Sekelompok anak-anak berjalan di seberang jalan, menyapa singkat Rayya yang dibalas dengan lambaian tangan.
“Gitu ya...” Aku terdiam, hanyut kembali dalam badai pikiran yang tak pernah reda di alam batinku.
“Hey, tak ku sangka kau malah mengajakku berdialog topik seperti ini. Kalau semua orang yang kau ajak bicara kau serang dengan pertanyaan-pertanyaan seperti itu, tak akan ada yang mau dekat denganmu.” Ia menepuk pundakku ringan. Entah berapa kali ia melakukan itu sejak tadi siang.

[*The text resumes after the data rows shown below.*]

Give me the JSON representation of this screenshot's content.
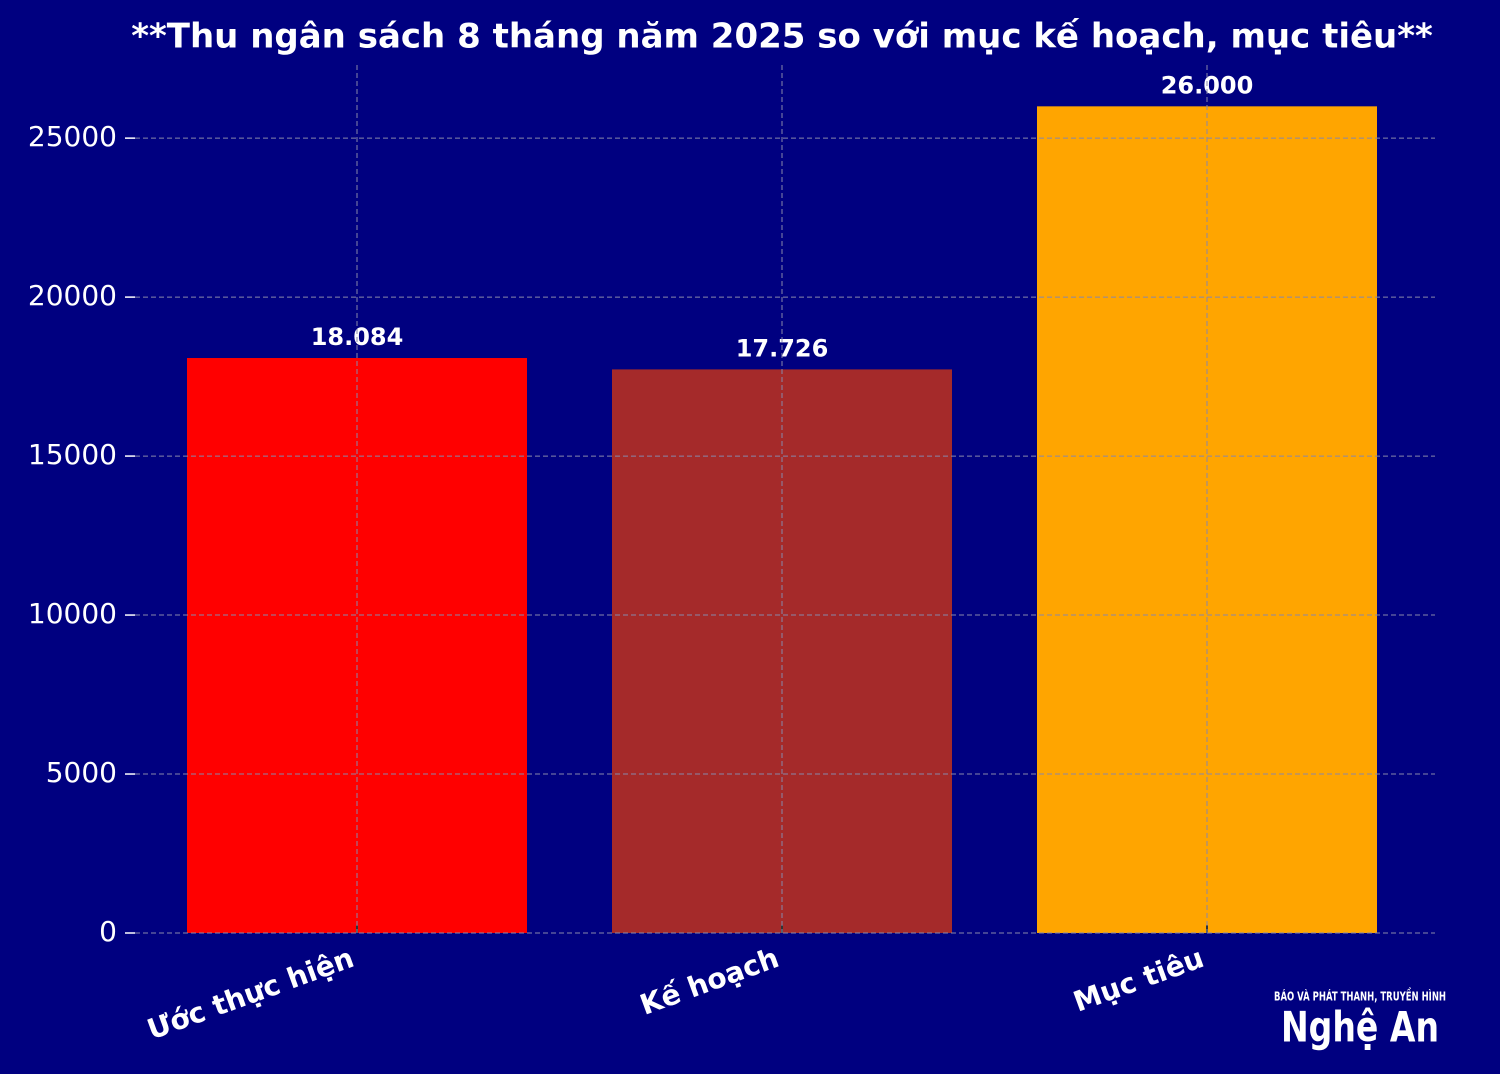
{
  "chart_data": {
    "type": "bar",
    "title": "**Thu ngân sách 8 tháng năm 2025 so với mục kế hoạch, mục tiêu**",
    "categories": [
      "Ước thực hiện",
      "Kế hoạch",
      "Mục tiêu"
    ],
    "values": [
      18084,
      17726,
      26000
    ],
    "value_labels": [
      "18.084",
      "17.726",
      "26.000"
    ],
    "colors": [
      "#ff0000",
      "#a52a2a",
      "#ffa500"
    ],
    "ylim": [
      0,
      27300
    ],
    "yticks": [
      0,
      5000,
      10000,
      15000,
      20000,
      25000
    ],
    "grid": true
  },
  "logo": {
    "tagline": "BÁO VÀ PHÁT THANH, TRUYỀN HÌNH",
    "name": "Nghệ An"
  }
}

“Lha kau sekarang? Lagipula aku memang suka sendiri.”
“Kebetulan aku nyambung dengan pembicaraanmu Han.”
“Orang-orang sekarang terjebak dalam ilusi. Takut untuk keluar dari zona nyaman dan mempertanyakan segalanya untuk pemahaman yang lebih baik.”
“Bukan salah mereka. Kesadaran orang beda-beda bukan?”
“Berpegang teguh pada agama masing-masing adalah yang terbaik, sebenarnya. Anggap saja itu identitas layaknya suku atau bangsa.”
“Tapi kebenaran yang terbentuk akhirnya beda-beda Ray.”
“Aku jadi ingat, Buddha Sakyamuni pernah bersabda, ‘jika kau menemukan kebenaran dalam agama atau kebijaksanaan manapun, terimalah kebenaran itu tanpa prasangka’.”
Spontan aku menoleh kaget. “Dari mana kau bisa tahu ajaran Buddha?”